DMCA Abuse Does Persist – Just Not by Rightsholders
But why rehash Lenz during Fair Use Week in 2022? Because since that time, when the dancing baby story was exploited in an attempt to weaken what little remedy DMCA takedown offers most creators, several of the major platforms are today not even pretending to comply with their side of the DMCA bargain. Not only do the platforms continue to maintain labyrinthine, redundant notice-filing systems designed to frustrate copyright owners, but they are increasingly avoiding expeditious removal, as the statue requires.

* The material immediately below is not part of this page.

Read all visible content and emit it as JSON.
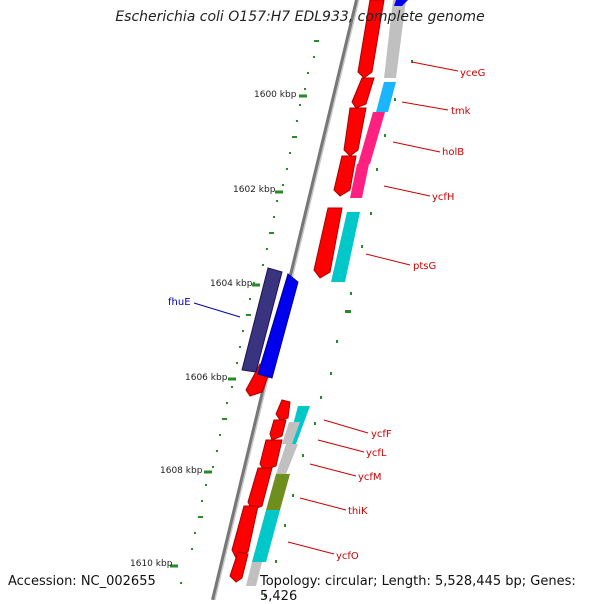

As reported last September, photographer Martin McNeil documented the number of conflicting emails he received from Instagram responding to notices he sent to remove just one photo from various threads. Instagram complied with some notices but then alleged via email that McNeil is not the copyright owner of the same photo pursuant to other notices. This erratic conduct implies a system designed to avoid takedown and frustrate the rightsholder, and if Meta were sued for copyright infringement, this system would likely prove at discovery that the platform has voided its liability shield under the DMCA.
Similarly, Twitter now rejects most takedown notices according to a story at TorrentFreak posted in late January, and these revelations are consistent with a pattern suggesting that few, if any, of the major platforms are shielded by the “safe harbor” provisions in Section 512 because they are not in compliance with the statutory conditions. One cannot know for certain without suing these entities, which is, of course, the point: they are all too big to sue and, therefore, don’t give a damn whether they are shielded by the safe harbor.

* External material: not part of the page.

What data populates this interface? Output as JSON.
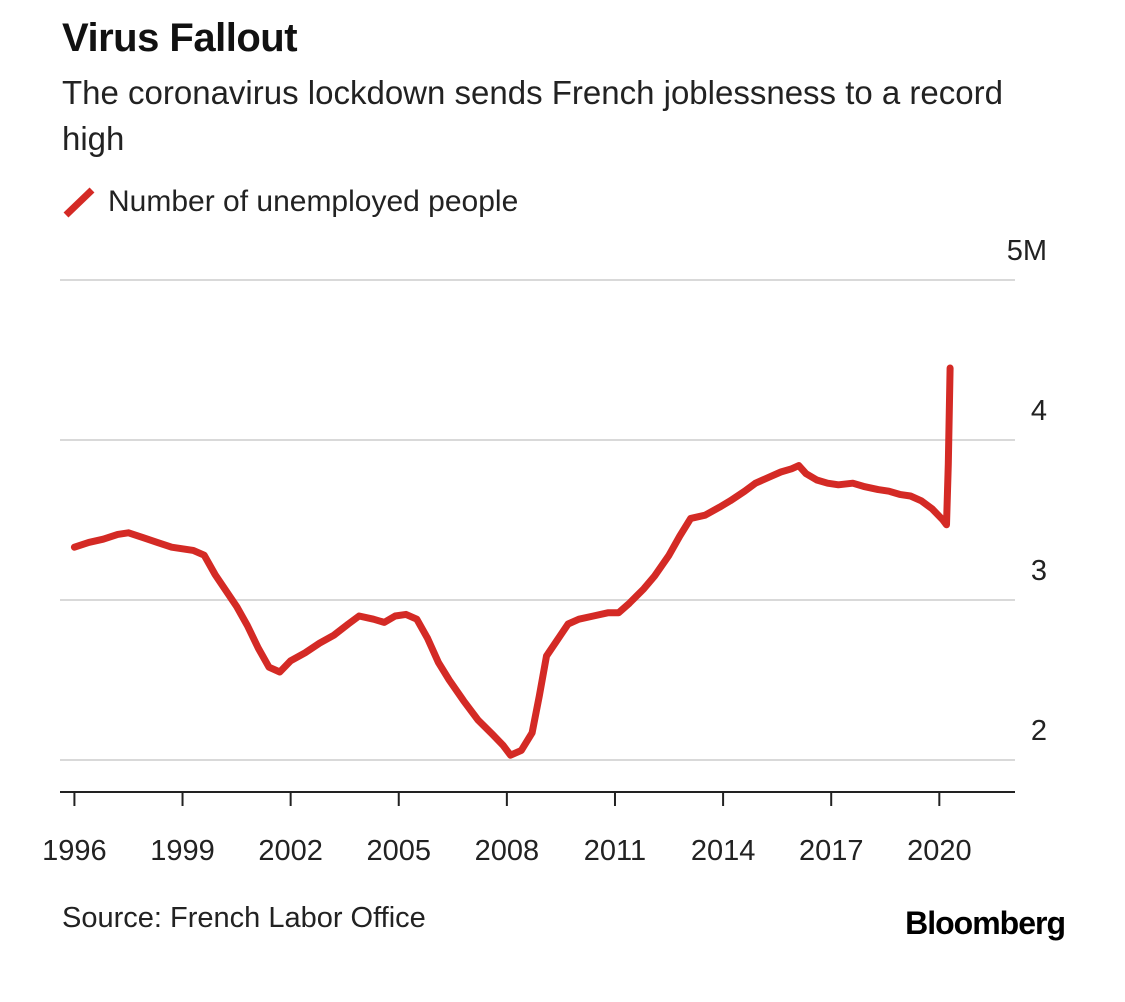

So, as small-business creators encounter new, aggressive, and statute-violating roadblocks to discourage enforcement of the right to remove unlicensed uses of works, it seems like a good moment to revisit the extraordinary hypocrisy of Lenz v. UMG, when the EFF et al tried to change fair use precedent and place undue burden on copyright owners at the same time.

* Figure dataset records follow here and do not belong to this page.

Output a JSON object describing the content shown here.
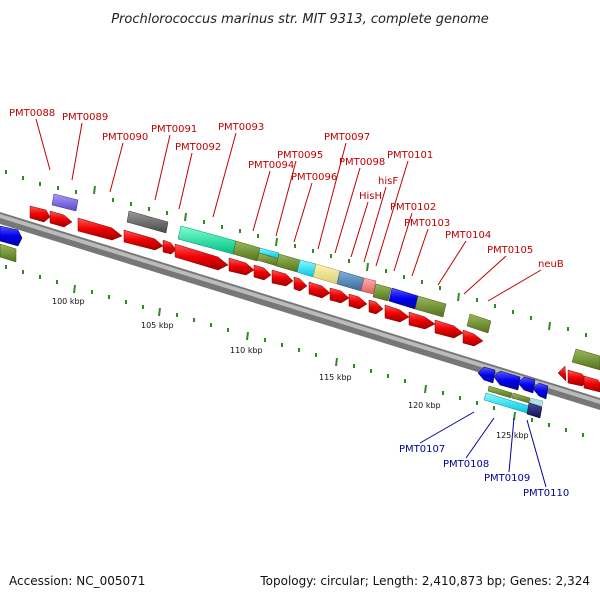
{
  "title": "Prochlorococcus marinus str. MIT 9313, complete genome",
  "footer": {
    "accession": "Accession: NC_005071",
    "summary": "Topology: circular; Length: 2,410,873 bp; Genes: 2,324"
  },
  "scale_labels": [
    "100 kbp",
    "105 kbp",
    "110 kbp",
    "115 kbp",
    "120 kbp",
    "125 kbp"
  ],
  "gene_labels_top": [
    "PMT0088",
    "PMT0089",
    "PMT0090",
    "PMT0091",
    "PMT0092",
    "PMT0093",
    "PMT0094",
    "PMT0095",
    "PMT0096",
    "PMT0097",
    "PMT0098",
    "HisH",
    "hisF",
    "PMT0101",
    "PMT0102",
    "PMT0103",
    "PMT0104",
    "PMT0105",
    "neuB"
  ],
  "gene_labels_bottom": [
    "PMT0107",
    "PMT0108",
    "PMT0109",
    "PMT0110"
  ],
  "colors": {
    "forward_cds": "#ee0000",
    "reverse_cds": "#0000ee",
    "label_forward": "#c00000",
    "label_reverse": "#00009c",
    "backbone": "#888888",
    "tick": "#2e8b20",
    "category_1": "#6b8e23",
    "category_2": "#00e0a0",
    "category_3": "#00e0f0",
    "category_4": "#f0e68c",
    "category_5": "#4682b4",
    "category_6": "#666666",
    "category_7": "#7b68ee",
    "category_8": "#f08080",
    "category_9": "#191970"
  }
}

The Lenz campaign mostly fizzled as a legal matter but still made plenty of noise while it lasted. In 2018, the EFF even awarded Stephanie Lenz (i.e., themselves) its Pioneer Award for “fair use activism,” which is some purple praise for a case that barely contained an injury.[4] If for the tenth anniversary of Fair Use Week anyone wants to hand out awards, I nominate Lenz v. UMG for outstanding achievement in the field of Anti-Copyright PR by Means of Litigation.
[1] This in addition to the fact that no data has yet shown that takedown abuse is rampant.
[2] Though even UMG’s case was somewhat unusual and not likely to be repeated.
[3] I quarrel with this view to an extent, but it is doctrine since Wheaton v. Peters (1834).
[4] The video was restored to YouTube by the DMCA counter-notice procedure, and Lenz is on record saying that she did not care much about the removal in the first place.